Earlier this year, for instance, Barbara Bowman, Ph.D., former director of the CDC's Division for Heart Disease and Stroke Prevention (DHDSP), left the agency unexpectedly, two days after her close ties with Coca-Cola were revealed.

Bowman reportedly aided a Coca-Cola representative in efforts to influence World Health Organization (WHO) officials to relax recommendations on sugar limits.9 Bowman, however, was not the only CDC official looking out for Coca-Cola.

Uncovered emails now suggest that Dr. Michael Pratt, senior adviser for Global Health in the National Center for Chronic Disease Prevention and Health Promotion at the CDC, has also promoted and led research for the soda giant.10

Federal Regulations Often Favor Large Corporations While Bankrupting Small Business Owners

In related news, the majority of Americans believe government regulation is needed to protect the public interest, but many overlook the fact that such regulations often boost businesses' bottom lines.11

Take, for instance, U.S. automotive safety regulations, which boost sales for a manufacturer of seat belts and air bags. Industry lobbying also sways regulations to meet their needs. As Bloomberg reported:12

"'There are two principal ways to make a better mousetrap: Make a better product or get the government to pass a regulation that hurts your competitor more than it hurts you,' says Richard Williams, who spent 27 years writing regulations for the FDA."
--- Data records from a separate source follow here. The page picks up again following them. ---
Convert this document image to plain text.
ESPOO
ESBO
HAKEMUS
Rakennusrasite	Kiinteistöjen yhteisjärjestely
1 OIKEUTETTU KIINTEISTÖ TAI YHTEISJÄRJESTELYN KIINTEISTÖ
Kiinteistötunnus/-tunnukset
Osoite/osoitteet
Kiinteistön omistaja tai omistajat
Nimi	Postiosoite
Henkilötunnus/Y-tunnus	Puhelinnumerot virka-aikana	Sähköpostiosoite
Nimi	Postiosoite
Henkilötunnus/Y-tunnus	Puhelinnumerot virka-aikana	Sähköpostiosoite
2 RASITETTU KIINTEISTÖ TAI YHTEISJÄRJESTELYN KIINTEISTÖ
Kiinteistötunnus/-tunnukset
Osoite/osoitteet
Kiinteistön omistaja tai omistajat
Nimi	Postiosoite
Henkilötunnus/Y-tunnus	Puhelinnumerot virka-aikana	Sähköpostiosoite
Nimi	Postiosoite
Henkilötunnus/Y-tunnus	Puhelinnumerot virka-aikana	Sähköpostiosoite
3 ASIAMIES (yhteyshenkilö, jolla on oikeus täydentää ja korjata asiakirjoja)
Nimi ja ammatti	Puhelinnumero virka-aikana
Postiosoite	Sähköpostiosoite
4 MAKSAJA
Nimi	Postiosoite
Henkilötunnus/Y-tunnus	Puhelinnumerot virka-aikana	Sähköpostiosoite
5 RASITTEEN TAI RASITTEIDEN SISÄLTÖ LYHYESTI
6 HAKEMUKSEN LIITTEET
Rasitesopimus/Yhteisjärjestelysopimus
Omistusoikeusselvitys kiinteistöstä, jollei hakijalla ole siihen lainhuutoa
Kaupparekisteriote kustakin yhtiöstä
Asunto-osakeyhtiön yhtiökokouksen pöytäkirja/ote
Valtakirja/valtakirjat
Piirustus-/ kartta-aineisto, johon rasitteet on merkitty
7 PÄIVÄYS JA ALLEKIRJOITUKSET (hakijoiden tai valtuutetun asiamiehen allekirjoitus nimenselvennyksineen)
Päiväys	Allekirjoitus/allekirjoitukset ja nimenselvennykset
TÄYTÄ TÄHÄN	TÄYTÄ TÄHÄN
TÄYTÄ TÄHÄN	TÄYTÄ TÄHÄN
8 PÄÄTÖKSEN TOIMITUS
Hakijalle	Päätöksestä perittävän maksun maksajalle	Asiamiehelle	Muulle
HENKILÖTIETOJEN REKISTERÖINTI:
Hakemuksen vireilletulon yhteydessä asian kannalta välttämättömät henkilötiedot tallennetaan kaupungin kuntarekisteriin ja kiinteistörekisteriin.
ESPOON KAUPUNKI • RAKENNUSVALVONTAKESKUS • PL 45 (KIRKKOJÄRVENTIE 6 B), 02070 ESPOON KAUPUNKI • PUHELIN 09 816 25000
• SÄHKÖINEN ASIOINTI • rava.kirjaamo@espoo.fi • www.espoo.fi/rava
Such regulations often harm small businesses, which lack the resources to keep up with regulatory changes. While large corporations may be able to absorb such costs, small companies may go bankrupt. Meanwhile, such regulations limit smaller entities' ability to enter the marketplace. Unfortunately, in the U.S., federal agencies are often nothing more than pawns for corrupt business.

When the agencies pretend to be guarding consumers but end up shielding industries from liabilities, carefully controlling media messages and creating barriers for entry to eliminate competition, they need to be eliminated, as they are doing far more harm than good.